Recently, Vickers teamed with a North Carolina group, clotconnect.org to help raise awareness about blood clots. He isn't taking blood thinners anymore and has tried to put hospital visits in his rear view mirror.
"I haven’t' talked to them in a while. So that's a good thing," Vickers says. "No news is good news, right? They gave me clearance and said go race. Have run, live your life and love it."
"He actually enjoyed his year," says NASCAR driver Tony Stewart. "He didn't just sit and be miserable because he wasn't in the race car. He took that opportunity to do the things that he normally doesn't have the time to do and thing that he always wanted to do, and at the same time he stayed close enough to what was going on with the racing that when he got back in the car this year, it's like he never missed a beat. It's like he wasn't gone at all."

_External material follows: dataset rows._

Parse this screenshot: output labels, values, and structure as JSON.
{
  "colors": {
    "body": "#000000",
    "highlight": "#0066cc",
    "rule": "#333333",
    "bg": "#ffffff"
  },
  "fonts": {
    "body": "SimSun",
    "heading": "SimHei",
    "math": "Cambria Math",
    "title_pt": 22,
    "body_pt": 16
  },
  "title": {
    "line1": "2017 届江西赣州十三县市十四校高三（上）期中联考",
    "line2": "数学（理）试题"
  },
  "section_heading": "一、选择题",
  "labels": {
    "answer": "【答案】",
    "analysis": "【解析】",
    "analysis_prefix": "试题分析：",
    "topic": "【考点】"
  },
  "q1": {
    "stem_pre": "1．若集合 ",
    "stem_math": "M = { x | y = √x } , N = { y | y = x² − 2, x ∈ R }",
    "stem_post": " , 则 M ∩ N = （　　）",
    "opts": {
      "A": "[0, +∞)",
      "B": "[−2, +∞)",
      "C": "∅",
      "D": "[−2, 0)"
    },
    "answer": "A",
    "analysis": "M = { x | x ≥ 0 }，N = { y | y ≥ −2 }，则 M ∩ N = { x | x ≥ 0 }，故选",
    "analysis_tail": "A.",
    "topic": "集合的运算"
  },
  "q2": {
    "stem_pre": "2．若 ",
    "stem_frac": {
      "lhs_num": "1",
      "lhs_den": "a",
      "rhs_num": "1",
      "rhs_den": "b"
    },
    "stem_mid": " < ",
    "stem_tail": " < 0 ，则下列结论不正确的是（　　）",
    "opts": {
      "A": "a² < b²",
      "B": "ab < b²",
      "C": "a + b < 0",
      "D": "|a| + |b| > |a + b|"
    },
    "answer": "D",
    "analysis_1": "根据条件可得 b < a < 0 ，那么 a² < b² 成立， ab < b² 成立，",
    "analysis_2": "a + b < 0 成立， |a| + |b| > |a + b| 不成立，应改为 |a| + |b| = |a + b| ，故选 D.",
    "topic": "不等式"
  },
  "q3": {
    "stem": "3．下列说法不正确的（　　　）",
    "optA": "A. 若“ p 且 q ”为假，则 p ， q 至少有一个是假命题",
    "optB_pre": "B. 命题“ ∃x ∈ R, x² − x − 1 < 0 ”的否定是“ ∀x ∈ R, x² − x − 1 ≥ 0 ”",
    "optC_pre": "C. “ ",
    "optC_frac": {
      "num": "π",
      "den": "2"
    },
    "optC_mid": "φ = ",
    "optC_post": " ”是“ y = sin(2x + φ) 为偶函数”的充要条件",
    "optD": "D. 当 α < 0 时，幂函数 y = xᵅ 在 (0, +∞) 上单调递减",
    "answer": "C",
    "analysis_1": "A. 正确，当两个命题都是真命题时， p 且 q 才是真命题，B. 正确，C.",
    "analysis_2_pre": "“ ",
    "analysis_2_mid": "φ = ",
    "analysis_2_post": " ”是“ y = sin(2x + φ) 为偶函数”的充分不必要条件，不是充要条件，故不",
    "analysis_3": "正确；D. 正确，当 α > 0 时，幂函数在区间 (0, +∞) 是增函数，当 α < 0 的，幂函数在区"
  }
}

"To be honest with you, I’m surprised he sat out all of last season because I figured toward the end of the year, he would try to find a way to jump back in the car," Gossage says. "He's one of those people that once you’re around him a little bit, you take ownership of him and you want him to succeed because he's a good kid.
After Matt Kenseth took the checkered flag Saturday night, Vickers finished 27th. He knows racing but medical issues are harder for him to understand.
"You know it's that helpless feeling of like, I was doing nothing," Vickers says."I was just minding my own business and the next thing I know, I’m laying in the hospital and almost died, or I could have. It's hard to grasp that. But, it's something you learn to live with and it's something that teaches you a less to truly appreciate every moment in life as much as possible."